For five decades, San Francisco State University Professor Jon Funabiki has defended journalists and their work. To offer thanks and appreciation, the Northern California chapter of the Society of Professional Journalists will give him its Distinguished Service to Journalism Award.
Funabiki is also a San Francisco State alumnus: He earned his B.A. in Journalism from the University in 1972. He’s being honored for his dedication to collaboration, diversity, inclusion and equity in the media. Other winners of the 35th annual Excellence in Journalism Awards include alumni Ericka Cruz Guevarra (B.A., International Relations, ’17), a producer at KQED, and Pulitzer Prize recipient David DeBolt (B.A., Journalism, ’09), a senior breaking news reporter for the San Jose Mercury News and the East Bay Times.
“I never had Jon as a professor, but we met through the Raul Ramirez Diversity Fund Internship he helped with at SF State,” Guevarra said. “It’s not surprising he had his hands in this project — Jon knew Raul, a journalist himself who cared about diversifying newsrooms — and Jon has spent so much of his career committed to making journalism better and more reflective of our world. His service to the internship fund is one of the ways he’s shown this. That internship fund was the origin of my journalism career, full stop.”

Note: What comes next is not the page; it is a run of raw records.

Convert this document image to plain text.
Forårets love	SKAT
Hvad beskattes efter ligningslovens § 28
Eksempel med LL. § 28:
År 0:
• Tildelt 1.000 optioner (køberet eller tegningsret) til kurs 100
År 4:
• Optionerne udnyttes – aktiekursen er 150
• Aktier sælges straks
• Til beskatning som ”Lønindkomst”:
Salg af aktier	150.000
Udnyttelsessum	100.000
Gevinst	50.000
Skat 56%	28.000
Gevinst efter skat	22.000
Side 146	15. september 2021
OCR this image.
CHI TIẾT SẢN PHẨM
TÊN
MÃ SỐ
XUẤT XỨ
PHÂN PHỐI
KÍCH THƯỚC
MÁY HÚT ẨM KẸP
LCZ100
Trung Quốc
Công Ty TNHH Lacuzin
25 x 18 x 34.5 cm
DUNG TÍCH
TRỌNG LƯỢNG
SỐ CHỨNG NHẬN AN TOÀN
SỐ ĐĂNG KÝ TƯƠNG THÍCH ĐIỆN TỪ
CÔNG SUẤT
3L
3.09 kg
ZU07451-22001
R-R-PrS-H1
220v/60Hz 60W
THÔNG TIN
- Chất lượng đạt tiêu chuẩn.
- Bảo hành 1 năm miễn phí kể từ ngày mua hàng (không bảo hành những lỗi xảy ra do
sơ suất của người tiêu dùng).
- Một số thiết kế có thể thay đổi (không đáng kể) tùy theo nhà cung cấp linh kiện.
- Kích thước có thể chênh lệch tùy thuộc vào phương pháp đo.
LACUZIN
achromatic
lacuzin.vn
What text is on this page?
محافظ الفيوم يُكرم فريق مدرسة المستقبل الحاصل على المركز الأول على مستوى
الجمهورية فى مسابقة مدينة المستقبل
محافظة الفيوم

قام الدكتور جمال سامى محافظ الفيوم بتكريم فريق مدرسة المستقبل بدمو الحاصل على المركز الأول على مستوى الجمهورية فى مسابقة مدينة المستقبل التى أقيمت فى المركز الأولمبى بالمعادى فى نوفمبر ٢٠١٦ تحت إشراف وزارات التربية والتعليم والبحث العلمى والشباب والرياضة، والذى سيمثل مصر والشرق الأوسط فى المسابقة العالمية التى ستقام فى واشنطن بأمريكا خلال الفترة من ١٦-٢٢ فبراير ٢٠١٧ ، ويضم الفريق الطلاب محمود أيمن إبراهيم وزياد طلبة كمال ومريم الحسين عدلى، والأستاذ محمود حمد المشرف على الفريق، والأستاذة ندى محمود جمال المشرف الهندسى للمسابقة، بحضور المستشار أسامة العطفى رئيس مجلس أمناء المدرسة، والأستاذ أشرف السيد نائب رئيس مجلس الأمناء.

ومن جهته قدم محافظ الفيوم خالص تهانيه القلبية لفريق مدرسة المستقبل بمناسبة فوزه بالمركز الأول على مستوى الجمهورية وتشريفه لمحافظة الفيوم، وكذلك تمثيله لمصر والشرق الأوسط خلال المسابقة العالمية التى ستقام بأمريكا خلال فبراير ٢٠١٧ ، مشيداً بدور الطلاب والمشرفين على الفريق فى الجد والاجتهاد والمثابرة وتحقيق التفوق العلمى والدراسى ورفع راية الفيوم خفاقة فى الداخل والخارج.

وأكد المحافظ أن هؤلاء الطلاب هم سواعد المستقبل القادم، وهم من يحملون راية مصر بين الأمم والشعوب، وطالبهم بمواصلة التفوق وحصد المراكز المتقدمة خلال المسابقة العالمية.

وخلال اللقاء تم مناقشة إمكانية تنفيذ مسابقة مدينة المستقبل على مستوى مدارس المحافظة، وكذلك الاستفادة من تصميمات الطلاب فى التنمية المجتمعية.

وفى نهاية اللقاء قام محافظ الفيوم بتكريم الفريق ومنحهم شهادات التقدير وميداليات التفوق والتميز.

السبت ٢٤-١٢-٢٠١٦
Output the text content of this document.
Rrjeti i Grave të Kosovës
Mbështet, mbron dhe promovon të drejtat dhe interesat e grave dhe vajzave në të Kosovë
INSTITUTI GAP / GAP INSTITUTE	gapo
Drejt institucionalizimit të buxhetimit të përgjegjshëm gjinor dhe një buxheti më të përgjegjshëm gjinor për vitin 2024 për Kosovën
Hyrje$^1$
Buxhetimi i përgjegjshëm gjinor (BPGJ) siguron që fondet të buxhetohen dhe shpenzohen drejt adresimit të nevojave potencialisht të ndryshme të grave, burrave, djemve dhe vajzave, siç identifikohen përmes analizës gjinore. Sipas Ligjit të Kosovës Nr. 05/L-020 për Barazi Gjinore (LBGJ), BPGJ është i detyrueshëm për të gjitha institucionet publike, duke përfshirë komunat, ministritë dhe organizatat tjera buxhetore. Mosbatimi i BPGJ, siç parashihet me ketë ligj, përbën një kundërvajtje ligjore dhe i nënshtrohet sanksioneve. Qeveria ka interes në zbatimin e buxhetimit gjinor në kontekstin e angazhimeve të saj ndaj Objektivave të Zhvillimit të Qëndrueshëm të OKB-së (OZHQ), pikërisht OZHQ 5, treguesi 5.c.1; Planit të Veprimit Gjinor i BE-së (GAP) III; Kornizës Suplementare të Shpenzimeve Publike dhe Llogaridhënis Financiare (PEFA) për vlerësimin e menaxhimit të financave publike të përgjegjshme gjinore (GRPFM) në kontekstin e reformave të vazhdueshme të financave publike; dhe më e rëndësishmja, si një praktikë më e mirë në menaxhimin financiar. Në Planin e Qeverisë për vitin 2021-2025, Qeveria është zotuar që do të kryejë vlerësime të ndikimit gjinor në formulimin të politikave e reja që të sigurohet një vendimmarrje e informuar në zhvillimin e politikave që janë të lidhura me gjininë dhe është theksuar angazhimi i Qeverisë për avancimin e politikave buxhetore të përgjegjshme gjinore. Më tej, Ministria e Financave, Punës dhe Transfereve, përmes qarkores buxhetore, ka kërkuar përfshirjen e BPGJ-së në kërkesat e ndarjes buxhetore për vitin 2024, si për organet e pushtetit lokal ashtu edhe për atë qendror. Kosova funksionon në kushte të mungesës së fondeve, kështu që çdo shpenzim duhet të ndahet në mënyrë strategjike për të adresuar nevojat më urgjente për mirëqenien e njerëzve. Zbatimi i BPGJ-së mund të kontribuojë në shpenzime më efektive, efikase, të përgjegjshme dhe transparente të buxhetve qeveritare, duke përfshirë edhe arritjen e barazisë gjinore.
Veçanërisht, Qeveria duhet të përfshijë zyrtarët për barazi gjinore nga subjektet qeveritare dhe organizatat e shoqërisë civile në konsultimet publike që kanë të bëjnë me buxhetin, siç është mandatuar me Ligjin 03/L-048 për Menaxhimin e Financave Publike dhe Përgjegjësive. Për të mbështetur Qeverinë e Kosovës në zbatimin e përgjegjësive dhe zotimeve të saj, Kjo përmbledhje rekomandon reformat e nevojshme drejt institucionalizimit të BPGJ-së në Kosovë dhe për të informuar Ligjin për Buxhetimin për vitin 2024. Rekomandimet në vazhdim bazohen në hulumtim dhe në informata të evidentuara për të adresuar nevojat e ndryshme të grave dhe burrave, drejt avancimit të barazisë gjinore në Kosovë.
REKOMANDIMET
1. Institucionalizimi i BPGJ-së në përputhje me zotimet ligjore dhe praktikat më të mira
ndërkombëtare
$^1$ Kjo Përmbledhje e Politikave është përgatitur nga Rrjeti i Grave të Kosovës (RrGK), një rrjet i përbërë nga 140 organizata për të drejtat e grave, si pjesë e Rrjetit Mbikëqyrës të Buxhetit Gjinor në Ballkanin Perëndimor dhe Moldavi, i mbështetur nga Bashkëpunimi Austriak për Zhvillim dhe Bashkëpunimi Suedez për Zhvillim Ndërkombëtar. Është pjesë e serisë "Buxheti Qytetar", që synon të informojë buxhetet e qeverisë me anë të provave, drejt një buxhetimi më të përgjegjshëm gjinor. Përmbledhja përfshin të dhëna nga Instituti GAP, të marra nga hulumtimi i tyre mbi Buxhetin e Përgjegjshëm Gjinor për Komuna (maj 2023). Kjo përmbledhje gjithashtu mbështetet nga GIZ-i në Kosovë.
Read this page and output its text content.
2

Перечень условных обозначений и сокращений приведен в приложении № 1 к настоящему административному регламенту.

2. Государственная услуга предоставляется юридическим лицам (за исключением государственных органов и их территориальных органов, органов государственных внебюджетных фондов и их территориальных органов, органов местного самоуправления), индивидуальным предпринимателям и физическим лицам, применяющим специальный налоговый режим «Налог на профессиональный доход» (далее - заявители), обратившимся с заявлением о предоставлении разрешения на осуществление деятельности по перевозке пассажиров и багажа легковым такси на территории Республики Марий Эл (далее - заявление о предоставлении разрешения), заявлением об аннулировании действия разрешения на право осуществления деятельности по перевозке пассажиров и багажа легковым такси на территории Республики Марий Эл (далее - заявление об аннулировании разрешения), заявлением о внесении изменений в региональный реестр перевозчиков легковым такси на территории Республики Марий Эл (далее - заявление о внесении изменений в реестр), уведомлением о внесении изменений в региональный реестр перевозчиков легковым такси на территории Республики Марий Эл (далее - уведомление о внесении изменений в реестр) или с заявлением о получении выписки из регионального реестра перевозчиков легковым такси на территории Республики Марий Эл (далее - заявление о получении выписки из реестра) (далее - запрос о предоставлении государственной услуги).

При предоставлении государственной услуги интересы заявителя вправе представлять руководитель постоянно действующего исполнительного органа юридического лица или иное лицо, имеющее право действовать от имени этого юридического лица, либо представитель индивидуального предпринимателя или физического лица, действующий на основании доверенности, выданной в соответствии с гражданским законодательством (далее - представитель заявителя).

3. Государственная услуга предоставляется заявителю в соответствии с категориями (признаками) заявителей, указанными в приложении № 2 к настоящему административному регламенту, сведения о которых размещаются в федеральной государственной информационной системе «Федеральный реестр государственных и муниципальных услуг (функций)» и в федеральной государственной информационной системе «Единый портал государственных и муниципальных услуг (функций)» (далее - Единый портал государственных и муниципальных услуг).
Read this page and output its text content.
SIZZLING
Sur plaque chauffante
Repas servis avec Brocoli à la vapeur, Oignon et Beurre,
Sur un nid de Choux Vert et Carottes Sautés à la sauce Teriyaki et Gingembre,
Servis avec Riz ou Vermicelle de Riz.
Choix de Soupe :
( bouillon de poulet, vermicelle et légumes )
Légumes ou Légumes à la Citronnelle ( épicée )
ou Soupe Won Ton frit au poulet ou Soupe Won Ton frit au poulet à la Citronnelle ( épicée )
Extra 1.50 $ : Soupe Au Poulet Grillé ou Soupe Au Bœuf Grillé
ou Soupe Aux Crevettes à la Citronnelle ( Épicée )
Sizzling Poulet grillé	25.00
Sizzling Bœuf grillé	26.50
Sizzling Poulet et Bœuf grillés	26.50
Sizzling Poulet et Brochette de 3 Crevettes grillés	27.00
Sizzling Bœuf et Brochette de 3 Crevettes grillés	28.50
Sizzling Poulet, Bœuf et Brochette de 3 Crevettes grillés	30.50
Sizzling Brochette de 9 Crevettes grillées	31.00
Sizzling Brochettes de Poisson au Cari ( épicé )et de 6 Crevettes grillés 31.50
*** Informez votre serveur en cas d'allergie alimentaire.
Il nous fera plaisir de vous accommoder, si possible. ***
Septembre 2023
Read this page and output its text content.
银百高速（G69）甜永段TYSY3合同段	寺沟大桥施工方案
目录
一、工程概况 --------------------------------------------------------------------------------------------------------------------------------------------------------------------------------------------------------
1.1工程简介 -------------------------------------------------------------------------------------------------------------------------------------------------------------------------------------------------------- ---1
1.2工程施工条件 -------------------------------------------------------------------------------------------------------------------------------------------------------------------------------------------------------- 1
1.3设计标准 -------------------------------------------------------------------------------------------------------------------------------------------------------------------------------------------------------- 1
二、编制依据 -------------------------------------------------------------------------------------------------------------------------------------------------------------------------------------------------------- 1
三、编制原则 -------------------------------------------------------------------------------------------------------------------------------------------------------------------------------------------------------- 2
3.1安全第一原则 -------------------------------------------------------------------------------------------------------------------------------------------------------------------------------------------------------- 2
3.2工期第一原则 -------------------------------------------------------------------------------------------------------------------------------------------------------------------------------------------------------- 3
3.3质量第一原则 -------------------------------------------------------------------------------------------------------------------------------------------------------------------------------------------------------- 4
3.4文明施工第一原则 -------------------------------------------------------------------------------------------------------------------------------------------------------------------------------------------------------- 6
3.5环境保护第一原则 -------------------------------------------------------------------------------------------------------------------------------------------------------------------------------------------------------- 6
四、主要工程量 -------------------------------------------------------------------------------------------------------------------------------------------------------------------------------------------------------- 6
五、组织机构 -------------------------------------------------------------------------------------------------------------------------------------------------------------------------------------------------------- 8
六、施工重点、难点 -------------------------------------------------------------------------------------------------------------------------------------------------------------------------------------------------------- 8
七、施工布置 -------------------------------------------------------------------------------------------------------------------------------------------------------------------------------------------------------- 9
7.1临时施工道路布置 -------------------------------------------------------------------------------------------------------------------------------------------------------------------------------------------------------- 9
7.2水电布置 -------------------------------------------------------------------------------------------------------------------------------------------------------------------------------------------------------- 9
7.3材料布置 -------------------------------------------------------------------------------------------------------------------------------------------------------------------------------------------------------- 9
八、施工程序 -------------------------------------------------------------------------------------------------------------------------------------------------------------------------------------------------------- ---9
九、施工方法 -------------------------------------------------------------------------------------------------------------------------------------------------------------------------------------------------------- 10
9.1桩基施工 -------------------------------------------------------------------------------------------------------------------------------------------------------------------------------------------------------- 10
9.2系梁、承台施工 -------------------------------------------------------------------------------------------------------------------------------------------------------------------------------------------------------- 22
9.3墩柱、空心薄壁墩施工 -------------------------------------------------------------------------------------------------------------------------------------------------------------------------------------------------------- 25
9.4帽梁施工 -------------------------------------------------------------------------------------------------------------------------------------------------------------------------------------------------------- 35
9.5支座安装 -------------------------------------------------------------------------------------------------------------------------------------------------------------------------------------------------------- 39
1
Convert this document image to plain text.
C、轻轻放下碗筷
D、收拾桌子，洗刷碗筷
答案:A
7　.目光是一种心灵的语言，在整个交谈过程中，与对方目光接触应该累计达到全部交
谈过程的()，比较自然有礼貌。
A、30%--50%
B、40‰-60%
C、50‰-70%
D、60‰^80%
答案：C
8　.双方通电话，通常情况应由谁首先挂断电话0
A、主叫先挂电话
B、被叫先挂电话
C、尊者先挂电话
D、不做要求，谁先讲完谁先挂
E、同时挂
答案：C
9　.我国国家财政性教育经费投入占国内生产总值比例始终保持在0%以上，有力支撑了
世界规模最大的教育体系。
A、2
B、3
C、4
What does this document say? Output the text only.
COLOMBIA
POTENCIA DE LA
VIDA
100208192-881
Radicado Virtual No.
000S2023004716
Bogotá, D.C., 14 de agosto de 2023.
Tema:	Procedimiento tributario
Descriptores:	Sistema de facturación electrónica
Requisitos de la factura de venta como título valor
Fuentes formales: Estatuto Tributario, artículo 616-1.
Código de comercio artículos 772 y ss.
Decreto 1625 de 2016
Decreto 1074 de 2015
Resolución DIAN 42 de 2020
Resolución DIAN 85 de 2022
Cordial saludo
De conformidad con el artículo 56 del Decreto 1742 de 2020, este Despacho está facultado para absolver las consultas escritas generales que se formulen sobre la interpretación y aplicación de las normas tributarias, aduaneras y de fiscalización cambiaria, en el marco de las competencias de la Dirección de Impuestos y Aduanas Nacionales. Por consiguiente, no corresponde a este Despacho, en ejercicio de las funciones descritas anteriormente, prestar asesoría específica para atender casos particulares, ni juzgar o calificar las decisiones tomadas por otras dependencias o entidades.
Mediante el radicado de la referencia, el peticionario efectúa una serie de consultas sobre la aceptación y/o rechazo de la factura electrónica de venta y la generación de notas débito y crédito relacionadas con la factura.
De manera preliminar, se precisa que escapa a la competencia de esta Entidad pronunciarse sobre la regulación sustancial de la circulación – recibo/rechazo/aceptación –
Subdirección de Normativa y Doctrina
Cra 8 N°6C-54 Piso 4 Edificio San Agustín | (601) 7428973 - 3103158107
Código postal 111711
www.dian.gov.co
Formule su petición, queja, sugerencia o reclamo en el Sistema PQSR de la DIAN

Integration and improvement
Funabiki first joined the Journalism faculty in 1990 and founded the Center for Integration and Improvement of Journalism. After an 11-year hiatus at the Ford Foundation awarding grants for media diversity projects, Funabiki returned to SF State in 2006. A few years later he founded the Renaissance Journalism and Storytelling Center, a nonprofit that partners with Bay Area media outlets to produce in-depth stories on social justice and equity.
His second SF State tenure also includes stints as director of the Lab for Media and Community and the Dilena Takeyama Center for the Study of Japan and Japanese Culture.
In fall 1971 as editor of SF State’s student newspaper (then named Phoenix), Funabiki supported peers’ coverage of the Vietnam War, race relations and other controversial topics. During 17 years with the San Diego Union-Tribune, Funabiki made a push to cover U.S.-Asia relations. His reporting helped free an investigative journalist who was jailed in South Korea due to libel accusations.
After retiring from SF State and Renaissance Journalism in the fall, Funabiki has enjoyed organizing reunions on Zoom with friends, colleagues and ex-students. His students’ creativity and work ethic have impressed him, and he has learned how they have influenced each other. A recent chat with students he brought to Fukushima, Japan, in 2014 revealed that one of them is pursuing medical school. KQED recently hired another alum to produce Spanish-language programs. They represent a victory in Funabiki’s career-long quest for newsroom diversity.
“They aren’t afraid to use their journalism in different ways,” he said.
Facts are not enough
Funabiki also keeps in touch with reporters. He observes the pressure they face in today’s divisive landscape, noting a growing appreciation for their work while branded as the enemy of the people. He says journalists must do more than use facts to combat disinformation.
“What we’ve seen is that facts don’t matter. People will believe what they want to believe,” Funabiki said. “Journalists must figure out how to understand how the brain works, how people develop their beliefs and how culture affects how they consume their information.”